Eventualmente procedente o pedido formulado, o que se admite apenas em atenção ao princípio da eventualidade, pugna-se pelo enfrentamento da questão relativa à afronta aos artigos 7º e 31, I, da Lei 8.987/95; ao artigo 6º, X, da Lei 8.078/90 e ao artigo 19 da Lei Geral de Telecomunicações, para efeito de futura interposição dos recursos excepcionais.

A matéria fica, portanto, desde já, prequestionada, para fins recursais.

IV - PEDIDO:

Pelo exposto, requer-se a extinção do processo sem julgamento de mérito em decorrência da ausência de interesse processual do autor, demonstrada pela perda do objeto da ação, uma vez que a tutela jurisdicional não é meio necessário para o alcance de sua pretensão.
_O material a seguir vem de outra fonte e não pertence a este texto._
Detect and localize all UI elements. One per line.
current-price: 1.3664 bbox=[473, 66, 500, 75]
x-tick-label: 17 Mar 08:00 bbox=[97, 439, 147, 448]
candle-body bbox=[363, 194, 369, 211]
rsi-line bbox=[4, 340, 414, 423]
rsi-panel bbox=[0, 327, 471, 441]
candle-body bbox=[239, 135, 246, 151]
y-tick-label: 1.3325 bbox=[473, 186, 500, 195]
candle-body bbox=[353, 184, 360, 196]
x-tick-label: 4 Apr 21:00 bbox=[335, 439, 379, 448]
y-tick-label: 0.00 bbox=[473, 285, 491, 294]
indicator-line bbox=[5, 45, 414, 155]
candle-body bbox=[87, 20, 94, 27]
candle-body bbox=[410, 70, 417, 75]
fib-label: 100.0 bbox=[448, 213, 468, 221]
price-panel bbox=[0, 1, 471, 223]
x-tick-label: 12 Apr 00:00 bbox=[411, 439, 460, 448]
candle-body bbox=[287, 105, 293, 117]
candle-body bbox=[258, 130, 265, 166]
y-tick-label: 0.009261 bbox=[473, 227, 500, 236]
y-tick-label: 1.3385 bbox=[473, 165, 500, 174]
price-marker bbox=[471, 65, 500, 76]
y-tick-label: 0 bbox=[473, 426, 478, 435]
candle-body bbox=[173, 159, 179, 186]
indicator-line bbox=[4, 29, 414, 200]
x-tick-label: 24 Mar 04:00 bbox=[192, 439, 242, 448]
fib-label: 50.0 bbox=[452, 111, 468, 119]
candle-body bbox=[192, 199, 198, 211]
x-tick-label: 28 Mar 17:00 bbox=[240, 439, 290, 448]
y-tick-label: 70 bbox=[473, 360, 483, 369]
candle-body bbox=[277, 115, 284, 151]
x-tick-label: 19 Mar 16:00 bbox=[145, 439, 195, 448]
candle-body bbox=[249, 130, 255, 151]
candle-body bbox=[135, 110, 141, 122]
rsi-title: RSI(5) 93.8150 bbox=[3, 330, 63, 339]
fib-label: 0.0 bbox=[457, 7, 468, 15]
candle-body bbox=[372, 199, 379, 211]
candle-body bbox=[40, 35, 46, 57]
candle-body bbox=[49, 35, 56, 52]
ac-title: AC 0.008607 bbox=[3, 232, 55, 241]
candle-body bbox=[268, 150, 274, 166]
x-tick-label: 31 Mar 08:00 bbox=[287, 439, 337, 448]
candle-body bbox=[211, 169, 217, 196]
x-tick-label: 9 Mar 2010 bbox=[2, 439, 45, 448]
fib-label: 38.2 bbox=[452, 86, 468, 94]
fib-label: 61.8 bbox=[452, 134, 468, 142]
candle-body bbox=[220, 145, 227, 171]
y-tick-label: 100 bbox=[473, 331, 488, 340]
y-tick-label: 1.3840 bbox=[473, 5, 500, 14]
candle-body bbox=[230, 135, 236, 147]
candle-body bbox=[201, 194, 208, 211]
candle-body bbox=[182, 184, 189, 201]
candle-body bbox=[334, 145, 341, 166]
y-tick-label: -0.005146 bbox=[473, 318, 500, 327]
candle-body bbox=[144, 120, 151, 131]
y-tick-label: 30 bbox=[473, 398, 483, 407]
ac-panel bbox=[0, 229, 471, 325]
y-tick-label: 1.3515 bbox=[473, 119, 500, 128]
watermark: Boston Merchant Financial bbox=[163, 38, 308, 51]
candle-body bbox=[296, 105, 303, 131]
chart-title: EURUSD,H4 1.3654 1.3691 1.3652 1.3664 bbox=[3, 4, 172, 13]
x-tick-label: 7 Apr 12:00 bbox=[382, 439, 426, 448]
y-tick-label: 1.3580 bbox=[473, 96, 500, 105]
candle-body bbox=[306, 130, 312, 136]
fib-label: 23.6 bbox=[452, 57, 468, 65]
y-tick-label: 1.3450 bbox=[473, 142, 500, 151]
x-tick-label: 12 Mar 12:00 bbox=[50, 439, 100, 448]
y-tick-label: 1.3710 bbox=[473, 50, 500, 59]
Ainda, denota-se a ilegitimidade flagrante da Agência para compor o pólo passivo da ação, uma vez que não há interesse jurídico seu discutido nos autos. Desse modo, a exclusão da Anatel do feito, com fundamento no art. 267, VI do Código de Processo Civil, implicará a incompetência absoluta superveniente do Juízo Federal, nos termos da Constituição.

No mérito, verifica-se a conduta regular da Anatel no exercício de seu mister, bem como da concessionária demandada, que só está obrigada a fornecer a relação discriminada dos pulsos, após o prazo fixado pela Autarquia especial. Comprovada a regularidade da conduta, não há que se falar em pagamento de quantia indevida e, muito menos, em repetição desses valores.

Em função dos argumentos expendidos nesta Contestação, requer a Agência Nacional de Telecomunicações:

a) a extinção do feito sem julgamento de mérito, por carência de ação;

b) caso ultrapassado o primeiro pedido, a sua exclusão do feito, por ilegitimidade passiva, uma vez que não faz parte da relação jurídica deduzida em juízo;

c) a declaração de incompetência absoluta deste Juízo, para remeter os autos à Justiça Estadual;

d) em sendo ultrapassadas as preliminares argüidas, seja reconhecida a improcedência do pedido;

e) a condenação da autora nos ônus da sucumbência, nos termos da lei.

Protesta provar o alegado por todos os meios de provas admissíveis.